The Java heap can be implemented as either a fixed size or extended. The Java virtual machine will throw an OutOfMemoryError if there is no memory in the Java heap to complete the instance allocation and the heap cannot be extended.
Methods section. A method area is an area of memory shared by each thread that stores data such as type information that has been loaded by the virtual machine, constants, static variables, and code caches compiled by the just-in-time compiler.
Although the Java Virtual Machine Specification describes the method area as a logical part of the heap, it has a nickname called “non-heap” to separate it from the Java heap.
Hotspot was originally designed to extend the generational design of the garbage collector to the method area, or to implement the method area using permanent generations, allowing Hotspot’s GC to manage this part of memory as well as the Java heap, but making Java applications more prone to memory overflow problems. In JDK 8, the concept of permanent generations was scrapped completely.
OutOfMemoryError is thrown if the method area cannot meet the requirements of the new memory allocation.
Run-time constant pool. Part of the method area.
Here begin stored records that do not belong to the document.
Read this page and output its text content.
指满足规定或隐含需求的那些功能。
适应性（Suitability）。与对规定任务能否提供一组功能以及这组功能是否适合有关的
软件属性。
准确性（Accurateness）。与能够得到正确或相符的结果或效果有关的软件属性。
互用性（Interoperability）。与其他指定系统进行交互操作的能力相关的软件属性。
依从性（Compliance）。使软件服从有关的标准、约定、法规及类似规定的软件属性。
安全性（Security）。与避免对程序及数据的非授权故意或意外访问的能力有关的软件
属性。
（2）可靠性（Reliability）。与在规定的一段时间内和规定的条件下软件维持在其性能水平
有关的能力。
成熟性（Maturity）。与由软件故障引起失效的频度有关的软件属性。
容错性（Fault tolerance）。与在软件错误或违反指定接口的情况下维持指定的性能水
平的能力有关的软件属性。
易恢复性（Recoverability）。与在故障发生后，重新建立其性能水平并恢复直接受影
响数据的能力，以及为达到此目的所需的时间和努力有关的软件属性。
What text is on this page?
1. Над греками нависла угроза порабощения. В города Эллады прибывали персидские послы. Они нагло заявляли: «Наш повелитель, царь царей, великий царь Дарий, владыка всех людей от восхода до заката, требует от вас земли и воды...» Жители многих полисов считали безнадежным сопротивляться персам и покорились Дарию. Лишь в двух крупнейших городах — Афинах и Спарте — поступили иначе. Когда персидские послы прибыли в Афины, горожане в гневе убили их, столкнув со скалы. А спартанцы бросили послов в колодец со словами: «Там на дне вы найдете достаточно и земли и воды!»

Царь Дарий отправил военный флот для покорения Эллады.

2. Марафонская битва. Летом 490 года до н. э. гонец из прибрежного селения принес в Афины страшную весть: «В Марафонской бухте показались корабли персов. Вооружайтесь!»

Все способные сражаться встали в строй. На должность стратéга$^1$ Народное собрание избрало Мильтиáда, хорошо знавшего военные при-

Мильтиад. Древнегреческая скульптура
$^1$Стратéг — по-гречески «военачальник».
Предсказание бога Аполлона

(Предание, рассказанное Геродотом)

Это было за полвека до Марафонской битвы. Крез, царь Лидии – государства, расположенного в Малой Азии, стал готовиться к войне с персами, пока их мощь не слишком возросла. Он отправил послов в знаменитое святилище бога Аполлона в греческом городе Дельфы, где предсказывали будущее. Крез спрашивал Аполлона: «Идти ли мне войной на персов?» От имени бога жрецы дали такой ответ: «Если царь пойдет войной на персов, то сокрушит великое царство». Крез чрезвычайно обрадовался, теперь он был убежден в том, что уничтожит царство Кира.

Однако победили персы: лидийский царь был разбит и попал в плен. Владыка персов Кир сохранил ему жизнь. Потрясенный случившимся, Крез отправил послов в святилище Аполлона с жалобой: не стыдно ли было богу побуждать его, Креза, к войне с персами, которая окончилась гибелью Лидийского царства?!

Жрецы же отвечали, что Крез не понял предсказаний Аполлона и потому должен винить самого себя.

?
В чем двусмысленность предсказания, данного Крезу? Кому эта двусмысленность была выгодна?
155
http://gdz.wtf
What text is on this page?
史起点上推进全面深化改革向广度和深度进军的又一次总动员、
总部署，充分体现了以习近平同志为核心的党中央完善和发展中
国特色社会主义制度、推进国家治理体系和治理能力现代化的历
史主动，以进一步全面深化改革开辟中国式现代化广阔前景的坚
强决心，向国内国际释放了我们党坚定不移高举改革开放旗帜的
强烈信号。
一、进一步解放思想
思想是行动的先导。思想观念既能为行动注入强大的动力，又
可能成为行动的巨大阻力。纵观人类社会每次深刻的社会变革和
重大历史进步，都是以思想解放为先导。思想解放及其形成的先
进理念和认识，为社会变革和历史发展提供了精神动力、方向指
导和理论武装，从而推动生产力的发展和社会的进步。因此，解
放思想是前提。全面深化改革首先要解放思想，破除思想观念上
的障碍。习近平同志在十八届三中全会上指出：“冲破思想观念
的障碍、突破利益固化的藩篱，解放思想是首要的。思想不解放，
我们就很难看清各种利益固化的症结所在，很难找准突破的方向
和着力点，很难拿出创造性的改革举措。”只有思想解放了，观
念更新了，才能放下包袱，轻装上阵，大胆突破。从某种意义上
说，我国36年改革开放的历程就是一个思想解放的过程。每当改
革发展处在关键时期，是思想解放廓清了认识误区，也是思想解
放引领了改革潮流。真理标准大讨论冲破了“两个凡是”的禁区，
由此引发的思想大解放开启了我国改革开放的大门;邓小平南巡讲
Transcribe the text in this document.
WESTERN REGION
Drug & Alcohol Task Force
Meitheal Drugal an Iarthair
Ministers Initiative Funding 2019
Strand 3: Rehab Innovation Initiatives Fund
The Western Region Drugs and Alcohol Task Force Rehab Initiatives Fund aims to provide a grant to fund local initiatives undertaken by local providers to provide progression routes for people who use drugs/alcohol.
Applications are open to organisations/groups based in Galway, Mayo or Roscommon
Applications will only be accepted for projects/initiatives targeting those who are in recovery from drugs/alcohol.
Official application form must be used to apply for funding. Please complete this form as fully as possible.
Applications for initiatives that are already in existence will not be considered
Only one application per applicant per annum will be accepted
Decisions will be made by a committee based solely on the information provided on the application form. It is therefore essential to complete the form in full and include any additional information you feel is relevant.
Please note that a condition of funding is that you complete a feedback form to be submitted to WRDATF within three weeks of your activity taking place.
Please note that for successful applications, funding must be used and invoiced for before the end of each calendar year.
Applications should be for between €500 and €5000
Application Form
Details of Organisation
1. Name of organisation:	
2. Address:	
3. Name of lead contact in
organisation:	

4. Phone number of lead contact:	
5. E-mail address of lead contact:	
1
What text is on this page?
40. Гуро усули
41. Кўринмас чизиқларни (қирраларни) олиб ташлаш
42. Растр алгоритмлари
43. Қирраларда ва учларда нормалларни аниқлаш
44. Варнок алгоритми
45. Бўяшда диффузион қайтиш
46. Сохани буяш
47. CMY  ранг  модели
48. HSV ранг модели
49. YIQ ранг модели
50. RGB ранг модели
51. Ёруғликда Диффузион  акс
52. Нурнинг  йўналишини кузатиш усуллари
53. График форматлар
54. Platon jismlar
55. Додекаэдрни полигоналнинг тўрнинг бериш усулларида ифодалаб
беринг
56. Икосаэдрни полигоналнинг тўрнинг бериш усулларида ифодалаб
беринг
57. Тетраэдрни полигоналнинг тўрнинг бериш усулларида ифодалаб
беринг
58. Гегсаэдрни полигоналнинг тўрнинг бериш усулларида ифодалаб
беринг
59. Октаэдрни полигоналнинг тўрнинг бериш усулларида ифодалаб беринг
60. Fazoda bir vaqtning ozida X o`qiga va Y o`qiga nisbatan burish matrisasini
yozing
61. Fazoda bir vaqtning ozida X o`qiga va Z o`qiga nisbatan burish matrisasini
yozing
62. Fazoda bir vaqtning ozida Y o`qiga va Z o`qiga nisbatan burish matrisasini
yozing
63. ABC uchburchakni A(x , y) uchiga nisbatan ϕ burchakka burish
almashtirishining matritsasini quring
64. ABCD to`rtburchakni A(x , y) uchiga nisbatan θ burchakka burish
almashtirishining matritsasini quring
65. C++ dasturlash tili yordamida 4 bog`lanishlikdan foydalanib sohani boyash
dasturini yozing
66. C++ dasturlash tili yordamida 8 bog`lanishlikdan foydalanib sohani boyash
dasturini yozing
The constant pool table of the Class file, used to hold various literals and symbolic references generated at compile time, which will be removed from the runtime constant pool by the method method after the Class is loaded.
The runtime constant pool is dynamic, and new constants can also be put into the pool at run time, such as string.intern ().
The constant pool is limited by the method area and raises an OutOfMemoryError when no more memory can be allocated.
The only area where the Java Virtual Machine Specification does not specify any OutOfMemoryError cases is the program counter. The Program Counter Register is a small memory space that can be thought of as a line number indicator of the bytecode being executed by the current thread. If the thread is executing a Java method, this counter records the address of the virtual machine bytecode instruction being executed. If the Native method is being executed, this counter value should be null.
The last
This is the fifth article in this column. Most of the writing materials come from my friends. I also maintain a document of interview questions, but considering that sharing documents can be confusing, there may be other ways to share them later.